Signal transduction system in human aortic smooth muscle cell stimulated by pure pressure

Mechanical forces related to pressure and flow are important for cell hypertrophy and proliferation. We hypothesized the presence of mechanosensors that were solely sensitive to pure atmospheric pressure in the absence of shear and tensile stresses. A pressure-loading apparatus was set up to examine the effects of atmospheric pressure on human aortic smooth muscle cells (HASMC). Pressure application of 140 to 180mmHg produced DNA synthesis in a pressure-dependent manner. In contrast, pressure of 120mmHg or less produced no significant change. Pertussis toxin (PTx) completely inhibited the pressure-induced increase of DNA synthesis. Under the high pressure of 200 mmHg.
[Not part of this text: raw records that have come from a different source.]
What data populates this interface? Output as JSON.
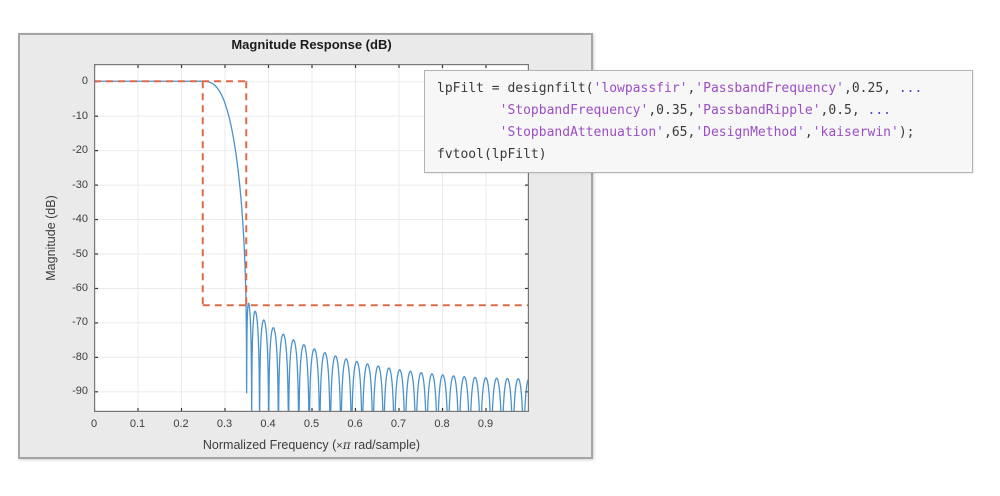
{
  "figure": {
    "title": "Magnitude Response (dB)",
    "ylabel": "Magnitude (dB)",
    "xlabel_prefix": "Normalized Frequency (",
    "xlabel_times": "×",
    "xlabel_pi": "π",
    "xlabel_suffix": " rad/sample)"
  },
  "code_box": {
    "colors": {
      "plain": "#3a3a3a",
      "string": "#9b4ec4",
      "continuation": "#4848cc"
    },
    "lines": [
      {
        "segments": [
          {
            "text": "lpFilt = designfilt(",
            "type": "plain"
          },
          {
            "text": "'lowpassfir'",
            "type": "string"
          },
          {
            "text": ",",
            "type": "plain"
          },
          {
            "text": "'PassbandFrequency'",
            "type": "string"
          },
          {
            "text": ",0.25, ",
            "type": "plain"
          },
          {
            "text": "...",
            "type": "continuation"
          }
        ]
      },
      {
        "segments": [
          {
            "text": "        ",
            "type": "plain"
          },
          {
            "text": "'StopbandFrequency'",
            "type": "string"
          },
          {
            "text": ",0.35,",
            "type": "plain"
          },
          {
            "text": "'PassbandRipple'",
            "type": "string"
          },
          {
            "text": ",0.5, ",
            "type": "plain"
          },
          {
            "text": "...",
            "type": "continuation"
          }
        ]
      },
      {
        "segments": [
          {
            "text": "        ",
            "type": "plain"
          },
          {
            "text": "'StopbandAttenuation'",
            "type": "string"
          },
          {
            "text": ",65,",
            "type": "plain"
          },
          {
            "text": "'DesignMethod'",
            "type": "string"
          },
          {
            "text": ",",
            "type": "plain"
          },
          {
            "text": "'kaiserwin'",
            "type": "string"
          },
          {
            "text": ");",
            "type": "plain"
          }
        ]
      },
      {
        "segments": [
          {
            "text": "fvtool(lpFilt)",
            "type": "plain"
          }
        ]
      }
    ]
  },
  "chart_data": {
    "type": "line",
    "title": "Magnitude Response (dB)",
    "xlabel": "Normalized Frequency (×π rad/sample)",
    "ylabel": "Magnitude (dB)",
    "xlim": [
      0,
      1
    ],
    "ylim": [
      -96,
      5
    ],
    "grid": true,
    "xtick_values": [
      0,
      0.1,
      0.2,
      0.3,
      0.4,
      0.5,
      0.6,
      0.7,
      0.8,
      0.9
    ],
    "xtick_labels": [
      "0",
      "0.1",
      "0.2",
      "0.3",
      "0.4",
      "0.5",
      "0.6",
      "0.7",
      "0.8",
      "0.9"
    ],
    "ytick_values": [
      0,
      -10,
      -20,
      -30,
      -40,
      -50,
      -60,
      -70,
      -80,
      -90
    ],
    "ytick_labels": [
      "0",
      "-10",
      "-20",
      "-30",
      "-40",
      "-50",
      "-60",
      "-70",
      "-80",
      "-90"
    ],
    "colors": {
      "grid": "#ebebeb",
      "axes_box": "#777777",
      "tick": "#333333",
      "plot_background": "#ffffff"
    },
    "series": [
      {
        "name": "filter-magnitude-response",
        "color": "#4b92cd",
        "line_width": 1.3,
        "generator": "kaiser_lowpass_fir",
        "params": {
          "response_type": "lowpassfir",
          "passband_frequency": 0.25,
          "stopband_frequency": 0.35,
          "passband_ripple_db": 0.5,
          "stopband_attenuation_db": 65,
          "design_method": "kaiserwin"
        }
      },
      {
        "name": "design-spec-mask",
        "color": "#dd6b4a",
        "line_width": 2,
        "style": "dashed",
        "dash": [
          7,
          5
        ],
        "segments": [
          [
            [
              0,
              0
            ],
            [
              0.35,
              0
            ]
          ],
          [
            [
              0.25,
              0
            ],
            [
              0.25,
              -65
            ]
          ],
          [
            [
              0.35,
              0
            ],
            [
              0.35,
              -65
            ]
          ],
          [
            [
              0.25,
              -65
            ],
            [
              1,
              -65
            ]
          ]
        ]
      }
    ]
  }
}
Both extracellular signal-related kinase and c-Jun N-terminal kinase activities, but not p38 activity, were stimulated by pressure of more than 160 mmHg. ACE inhibitor inhibited cell proliferation under the pressure. But the addition of All on ACE inhibitor under the pressure could not recover the cell proliferation. These data suggest that HASMC have a mechanosensing cellular switch for DNA synthesis which is sensitive to pure atmospheric pressure, and that the molecular switch is activated by pressure of more than 140 mmHg. The mechanism of the inhibitory effect of ACE inhibitor on cell proliferation stimulated by pure pressure is under way.